Take care of your borrowing profile
The trick is to make a good impression! A good personal contribution is the key to a successful financing plan. Your savings, a donation, a family loan or even certain subsidized loans (0% interest rate loan, home savings loan, loans granted by the CAF, etc.) can help you build it up. The larger the sum you have at your disposal before taking out a loan, the better the terms granted by the bank.
If you don't have a downpayment, don't panic! You'll be able to borrow, but the conditions will be less advantageous and your banker will ask you for more guarantees. In particular, he'll be looking at the sustainability of your income (length of service, job security).
Prepare a financing plan
Drawing up a financing plan lets you know where you stand financially. This will enable you to negotiate with your banker, putting forward quantified arguments. This means :
- assessing the savings you have (savings, proceeds from the sale of a property, etc.)

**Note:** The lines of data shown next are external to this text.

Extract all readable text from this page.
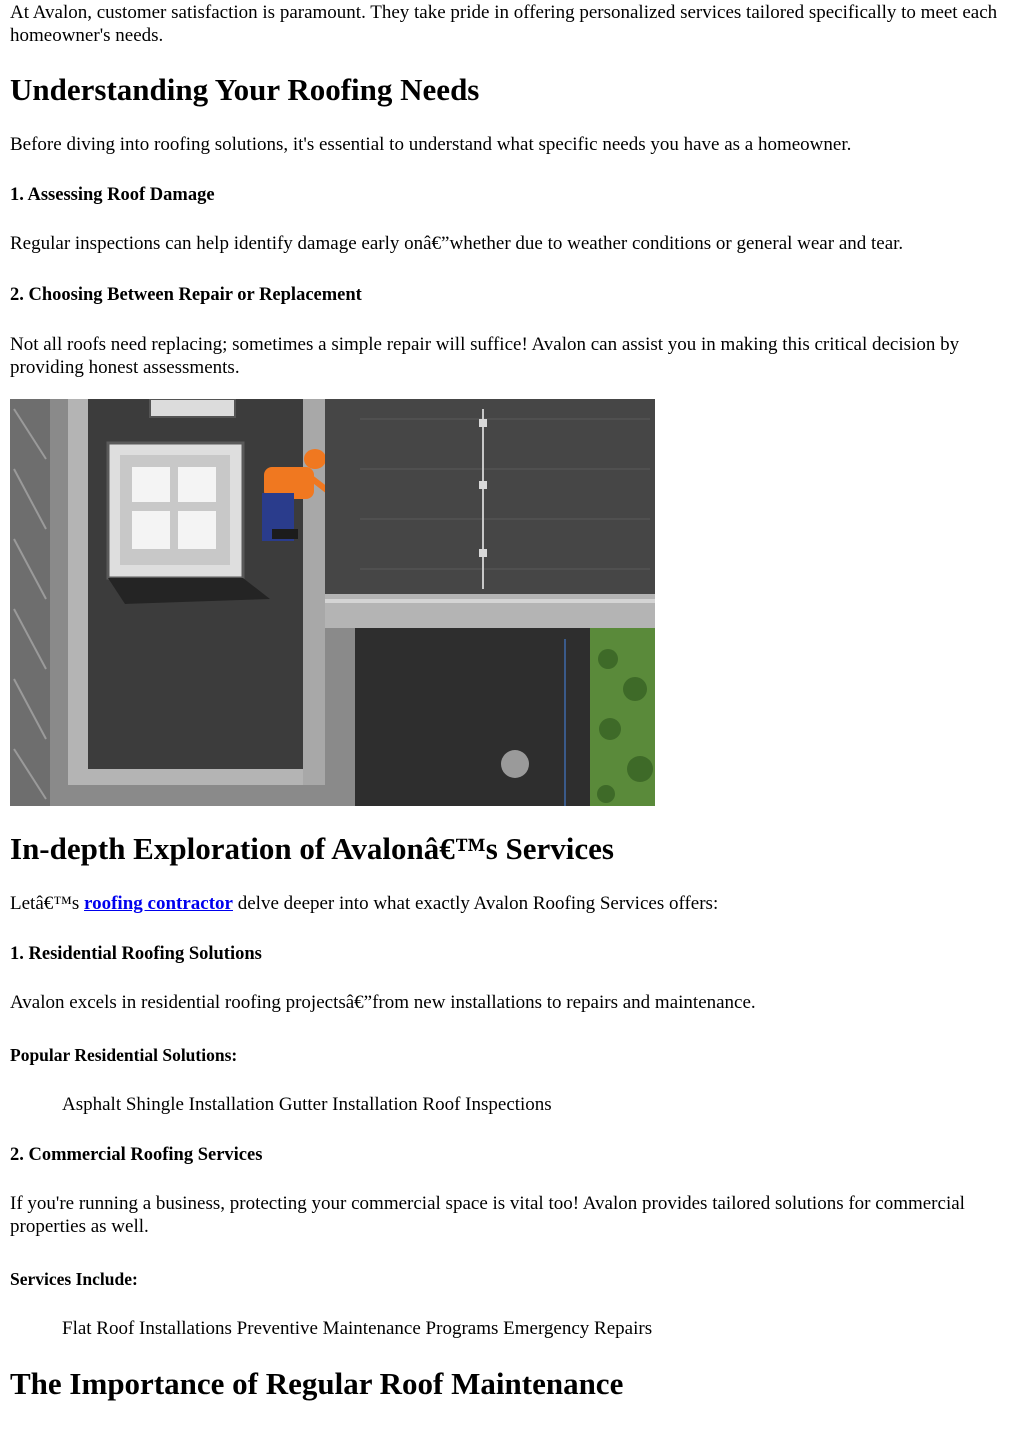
At Avalon, customer satisfaction is paramount. They take pride in offering personalized services tailored specifically to meet each homeowner's needs.

Understanding Your Roofing Needs

Before diving into roofing solutions, it's essential to understand what specific needs you have as a homeowner.

1. Assessing Roof Damage

Regular inspections can help identify damage early onâ€”whether due to weather conditions or general wear and tear.

2. Choosing Between Repair or Replacement

Not all roofs need replacing; sometimes a simple repair will suffice! Avalon can assist you in making this critical decision by providing honest assessments.

In-depth Exploration of Avalonâ€™s Services

Letâ€™s roofing contractor delve deeper into what exactly Avalon Roofing Services offers:

1. Residential Roofing Solutions

Avalon excels in residential roofing projectsâ€”from new installations to repairs and maintenance.

Popular Residential Solutions:

Asphalt Shingle Installation Gutter Installation Roof Inspections

2. Commercial Roofing Services

If you're running a business, protecting your commercial space is vital too! Avalon provides tailored solutions for commercial properties as well.

Services Include:

Flat Roof Installations Preventive Maintenance Programs Emergency Repairs

The Importance of Regular Roof Maintenance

- estimating your repayment capacity before choosing between the various mortgage formulas.
- anticipate changes in your resources and future needs.
In concrete terms, there's no point in embarking on a project that exceeds your financial capacity. You risk being unable to cope, and your dream can quickly turn into a nightmare. To calculate your budget, start by drawing up a list of your regular resources (salaries, investment income, etc.), automatically excluding any random or episodic income (bonuses, family benefits, etc.).
Next, deduct all your debts (car loan, purchase of furniture or household appliances) and list all expenses directly linked to your real estate project: fees, transfer duties, taxes of all kinds... You now know your borrowing capacity, i.e. how much of your budget you can devote each month to repaying your loan. Ideally, this should not exceed 33% of your monthly income.
Negotiate the key points
To negotiate your loan as effectively as possible, it's best to understand the various components of financing.
- The rate: if it's fixed, compare several mortgage offers and choose the best one. If it's variable, you need to know the bank's margin and the index that causes the rate to vary.
- Insurance: make the most of the competition! It's perfectly possible to ask for your insurance to be delegated.
- Early repayment penalties are a key point to negotiate. Remember to ask for these penalties to be waived when you apply for financing.
- Application fees: you should be aware that banks and brokers can work without application fees (this is not a general rule), but if you ask for nothing, you get nothing.
- Guarantees: you'll often have a choice between a mortgage guarantee and a surety bond. Contrary to popular belief, a surety bond is not necessarily the least expensive.
Loan rates
Note that rates are higher for longer terms (20-25 years) than for shorter ones (10-15 years).